If you find that the edges of your tart shell are a little rough, you can use a micro blade zester to clean them up. This will make your overall product look a lot more polished. If you prefer the rougher rustic style, then leave them as is!
We’re a big fan of roasted nuts, so I toasted some sliced almonds and add some to the perimeter of the flan. Mr. Hubby applauded me on this addition. He said that because of the placement, every time he went to take a bite of the flan he would get a whiff of toasted almonds and it paired perfectly with the chocolate.
Easy French Custard Tart (Flan Parisian)
- Cake pan or tart pan with high sides (mine is 4cm or 1.5 inches tall)
Pâte à Foncer – Pastry Crust
- 350 g all-purpose flour
- 180 g butter
- 40 g egg yolk
- 40 g milk
- 40 g granulated sugar
- 6 g salt
Vanilla Pastry Cream
- 750 ml milk
- 75 g granulated sugar
- 150 g egg yolks
- 70 g Poudre à Creme, or cornstarch
- 1 Vanilla Bean, split & scrapped
Pâte à Foncer – Pastry Crust
- In the bowl of a mixer, add the flour and butter. Mix until you have a sand-like consistency.
- Add the liquids and mix briefly, until things just start to come together.
- Dump the continents of the mixing bowl out onto the countertop and push the ingredients away from you and against the counter top, using the palm of your hand.
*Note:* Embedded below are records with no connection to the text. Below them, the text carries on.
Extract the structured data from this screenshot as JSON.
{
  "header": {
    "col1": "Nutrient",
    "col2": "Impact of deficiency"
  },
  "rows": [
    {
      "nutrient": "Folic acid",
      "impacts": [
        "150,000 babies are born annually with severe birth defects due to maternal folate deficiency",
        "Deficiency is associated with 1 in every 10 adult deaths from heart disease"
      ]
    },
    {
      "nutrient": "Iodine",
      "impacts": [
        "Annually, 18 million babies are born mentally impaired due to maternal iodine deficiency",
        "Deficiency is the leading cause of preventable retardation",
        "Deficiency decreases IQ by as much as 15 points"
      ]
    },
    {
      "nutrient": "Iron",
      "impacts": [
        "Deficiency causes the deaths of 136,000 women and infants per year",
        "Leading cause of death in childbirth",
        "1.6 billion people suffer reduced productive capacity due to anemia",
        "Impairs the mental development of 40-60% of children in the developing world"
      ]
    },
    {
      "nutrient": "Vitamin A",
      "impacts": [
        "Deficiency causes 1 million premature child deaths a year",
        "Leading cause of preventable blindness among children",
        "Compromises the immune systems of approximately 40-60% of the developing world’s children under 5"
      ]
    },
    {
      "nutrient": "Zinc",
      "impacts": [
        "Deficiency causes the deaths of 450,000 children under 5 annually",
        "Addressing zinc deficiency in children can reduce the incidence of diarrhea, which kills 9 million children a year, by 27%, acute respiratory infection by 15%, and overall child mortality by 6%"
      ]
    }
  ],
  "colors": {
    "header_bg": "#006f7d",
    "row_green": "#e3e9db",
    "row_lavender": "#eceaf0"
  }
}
Repeat 3-4 times or until the mixture is homogeneous and there are no large clumps of butter left.
- Wrap in plastic wrap and let chill in the fridge for 30 minutes.
- After the dough has chilled, roll it out into a circle. Place your tart circle (or pan) on top of the dough and trim, leaving about two fingers width of extra dough.
- If your dough has warmed up too much, place on a baking sheet and transfer back to the fridge for 10 minutes before moving onto the next step.
- Place the dough on top of the tart circle (or pan) and work the dough into the corners. With the rolling pin, roll over the top of the pan to remove the excess dough.
- Smooth out the sides once more with your thumbs and use a pairing knife to cut off the excess dough. Dock the bottom of the tart shell and transfer to the freezer for 20 minutes.
Vanilla Pastry Cream
- Preheat the oven to 180°C (350°F)
- In a large sauce pan, add the milk, the chocolate and half of the sugar. Bring to a low simmer.
- In a large bowl, add the egg yolks and remaining sugar. Mix until the eggs lighten in color.
- Add the crème à poudre (or corn starch) and mix again until combined.
- Bring the milk mixture to a boil. Slowly add the milk to the egg mixture, whisking nonstop so the eggs don't cook.
- Transfer the mixture back to the sauce pan and put on medium heat. Stir constantly until it thickens considerable.
- After it thickens, continue to cook for an additional 2 minutes to ensure it is completely sterilized.
- Pass through a fine meshed strainer into a bowl. Discard any chunks that are caught.
Assembly & Baking
- Remove tart shell from the freezer.
- Pour the hot pastry cream into the shell, smoothing out the top with an offset spatula or a spoon.
- Bake for 45 minutes. The top will be puffed up and the mixture will still look like liquid. This is fine.
- Transfer to a cooling rack and leave the tart ring on for 30 minutes.
- Remove the tart circle and brush the top of the flan with a sugar syrup.
- Decorate as desired. If you're not serving right away, store in the fridge.